Search a dataframe from a list and add column to say found or not

This is my df with 2 columns:

utid  | description
------+-------------------------------------
12342 | my name is 123 amrud and nitesh
 2345 | my name is anil
 2122 | my name is 1234 mohan

and a list like list {"mohan","nitesh"}.

I need to search if an element from this list is present in the description column. If yes, then print "found" else print "not found" in a different column of the dataframe.

The list is far bigger than this of around 20k elements.

The output dataframe should be like this:

utid  | description                     | foundornot
------+---------------------------------+-----------
12342 | my name is 123 amrud and nitesh | found
 2345 | my name is xyz                  | not found
 2122 | my name is 1234 mohan           | found

Any help is welcome

Solution

You can simply define a udf function check for the condition and return on of the found or not found strings

val list = List("mohan","nitesh")

import org.apache.spark.sql.functions._
def checkUdf = udf((strCol: String) => if (list.exists(strCol.contains)) "found" else "not found")

df.withColumn("foundornot", checkUdf(col("description"))).show(false)

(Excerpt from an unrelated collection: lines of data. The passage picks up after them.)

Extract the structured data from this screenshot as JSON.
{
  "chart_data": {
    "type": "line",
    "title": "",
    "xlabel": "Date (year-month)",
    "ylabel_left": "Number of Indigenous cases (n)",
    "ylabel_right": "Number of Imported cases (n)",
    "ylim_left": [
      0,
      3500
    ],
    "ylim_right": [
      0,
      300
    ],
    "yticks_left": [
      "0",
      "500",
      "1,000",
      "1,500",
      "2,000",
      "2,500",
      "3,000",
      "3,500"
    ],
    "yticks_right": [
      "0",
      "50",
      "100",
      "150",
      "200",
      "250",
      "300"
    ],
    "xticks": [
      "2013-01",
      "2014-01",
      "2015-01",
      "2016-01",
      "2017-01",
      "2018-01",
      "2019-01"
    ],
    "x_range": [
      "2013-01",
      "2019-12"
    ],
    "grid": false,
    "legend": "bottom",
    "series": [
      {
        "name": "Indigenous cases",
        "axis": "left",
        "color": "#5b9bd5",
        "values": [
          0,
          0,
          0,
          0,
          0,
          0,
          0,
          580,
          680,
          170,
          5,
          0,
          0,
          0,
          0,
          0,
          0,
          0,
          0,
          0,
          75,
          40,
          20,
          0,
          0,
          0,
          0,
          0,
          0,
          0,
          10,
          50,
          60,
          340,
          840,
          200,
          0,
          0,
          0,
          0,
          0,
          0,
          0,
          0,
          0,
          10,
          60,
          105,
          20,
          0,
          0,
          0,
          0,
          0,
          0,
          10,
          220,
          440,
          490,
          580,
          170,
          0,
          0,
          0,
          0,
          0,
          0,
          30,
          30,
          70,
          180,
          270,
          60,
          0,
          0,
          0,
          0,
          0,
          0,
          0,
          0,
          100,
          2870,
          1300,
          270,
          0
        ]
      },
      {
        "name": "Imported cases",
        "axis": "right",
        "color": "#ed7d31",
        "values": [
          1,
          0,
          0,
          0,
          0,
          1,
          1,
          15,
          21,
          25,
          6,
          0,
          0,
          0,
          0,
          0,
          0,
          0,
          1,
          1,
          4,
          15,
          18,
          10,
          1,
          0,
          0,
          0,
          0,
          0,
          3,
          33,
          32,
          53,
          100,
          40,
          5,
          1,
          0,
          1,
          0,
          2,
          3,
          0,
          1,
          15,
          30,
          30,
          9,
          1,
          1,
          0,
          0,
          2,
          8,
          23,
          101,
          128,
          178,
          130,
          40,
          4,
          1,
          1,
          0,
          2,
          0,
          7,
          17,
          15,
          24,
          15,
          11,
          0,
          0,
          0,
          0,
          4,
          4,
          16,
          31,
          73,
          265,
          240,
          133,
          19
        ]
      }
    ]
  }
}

Thats it and you should be getting

+-----+-------------------------------+----------+
|utid |description                    |foundornot|
+-----+-------------------------------+----------+
|12342|my name is 123 amrud and nitesh|found     |
|2345 |my name is anil                |not found |
|2122 |my name is 1234 mohan          |found     |
+-----+-------------------------------+----------+

I hope the answer is helpful